Radical also closed one investment during the conference, and made solid progress on another that’s likely to wrap up early this year; venture capital is a game of many, many meetings. Mulet also gained some insight into what the firm might want to pass on in 2026.
In every AI investment cycle, crops of startups sprout around what looks like a promising application of the technology or a gap that needs filling. Mulet uses NeurIPS to figure out whether the idea is technically feasible, and whether it’s more likely that a tech giant or major AI challenger will simply do it themselves. “It’s as much about finding the right investment opportunity with the right timing as avoiding making investments that are maybe not going to pan out in the short term,” he said.
Several startups launched between 2017 and 2020 to sell developer tools that made it easier to work with AI models, only to become obsolete when developers were able to work directly with LLMs. In the next wave, startups sold tools that made it easier to build AI agents; model-makers like OpenAI, Google and Cohere have since built those features into their own software.

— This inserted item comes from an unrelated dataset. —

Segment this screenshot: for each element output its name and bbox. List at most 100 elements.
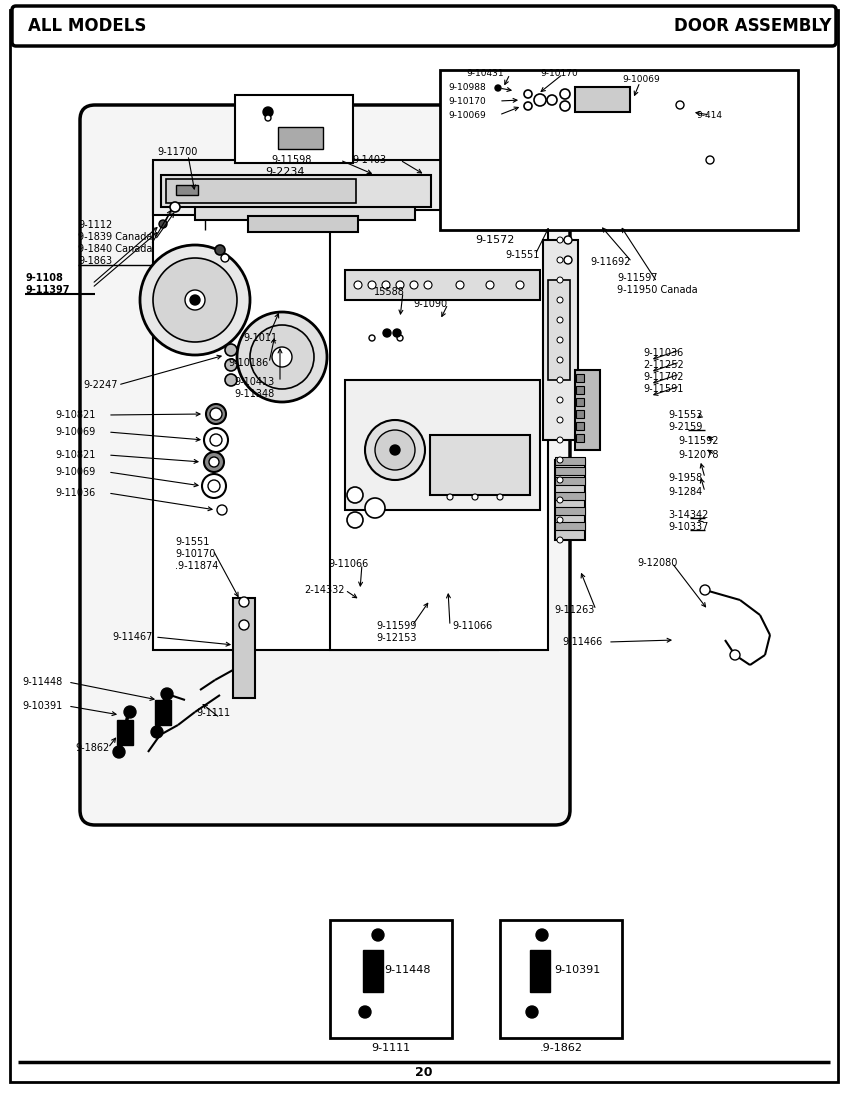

The reach and ambition of NeurIPS has snowballed from the early days of the conference, when a few dozen scientists would gather to swap notes near ski slopes. So has that of its community. Investors at the conference say a growing number of researchers are interested in commercializing their work. “Research is a very entrepreneurial activity, when done right,” Mulet said. “You are looking for things that have not been discovered before.”
Still, only a fraction of researchers will make successful founders. In the midst of a feverish AI boom, it falls to investors like Mulet to suss out which ones. “There is so much enthusiasm and potential in what all this could mean for the world,” he said. “The money is there.”